This project connects to the Twitter API and streams tweets into bigquery or Google Cloud Storage (deadletter handling). Data flows from Twitter into Google Cloud PubSub, passes through apache beam using DirectRunner or DataflowRunner and into Bigquery or Google Cloud Storage (deadletter handling -> in case tweet data cannot be processed by the pipeline into Bigquery for any reason).
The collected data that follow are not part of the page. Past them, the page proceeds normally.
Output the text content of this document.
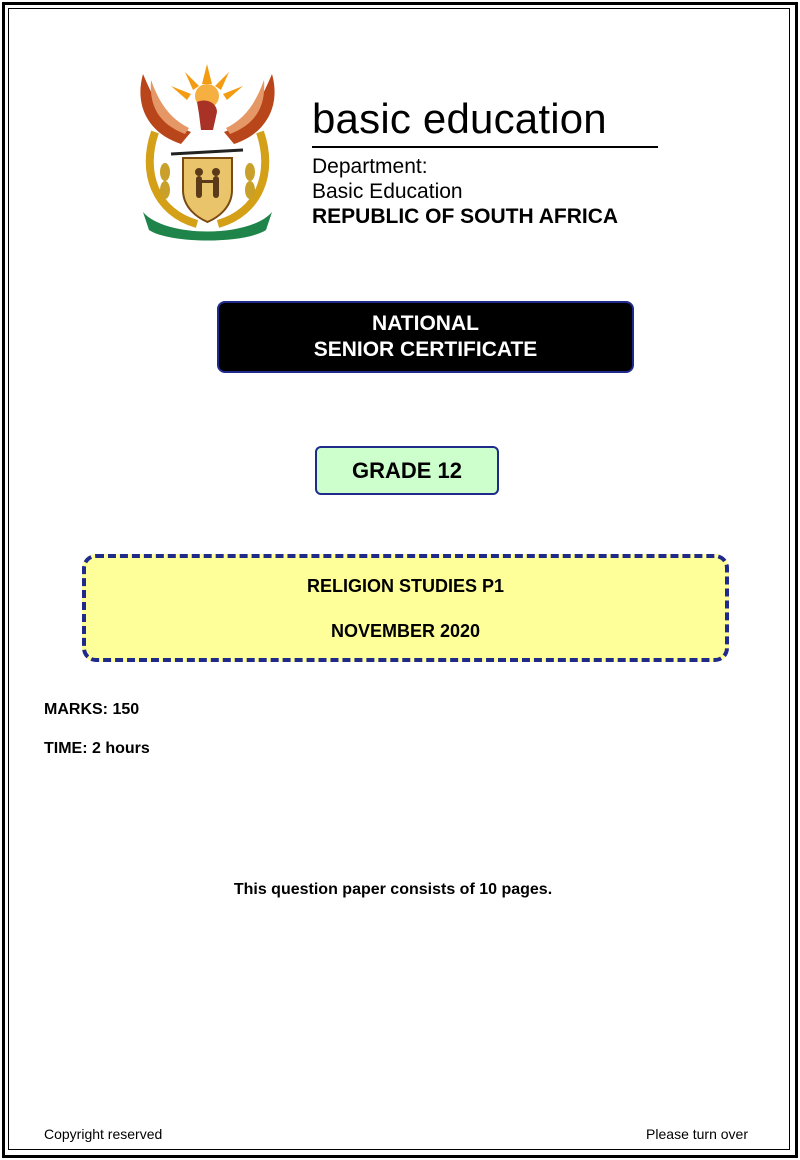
basic education
Department:
Basic Education
REPUBLIC OF SOUTH AFRICA
NATIONAL
SENIOR CERTIFICATE
GRADE 12
RELIGION STUDIES P1
NOVEMBER 2020
MARKS: 150
TIME: 2 hours
This question paper consists of 10 pages.
Copyright reserved	Please turn over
The processing code creates two apache beam pipelines which out data into two bigquery datasets:
- An ETL pipeline that performs a simple tweet count per minute
- An ELT pipeline that streams raw tweets into Bigquery for further transformation and analysis as needed
- Create a service account + roles and enable relevant gloud services
- Create pubsub topic
- Create Bigquery dataset
- Create GCS bucket
- Sign up for a Twitter Developer account and create an App
- Generate a Bearer Token from your App in the Twitter developer portal
- Create an account on GCP and create a project
- Use terraform to provision dependent resources on Google Cloud Platform
cd terraform
terraform init
terraform apply
- Install dependencies:
cd ..
make install
- Run the following commands on 2 seperate terminals: starts streaming tweets into pubsub and processing into bigquery
- First, substitute the command line interface (CLI) input values in the
Makefile
make stream_tweets
make process tweets
- The pipeline runs until cancelled using
CTRL+C
- When finished, destroy the GCP resources to save cost:
terraform destroy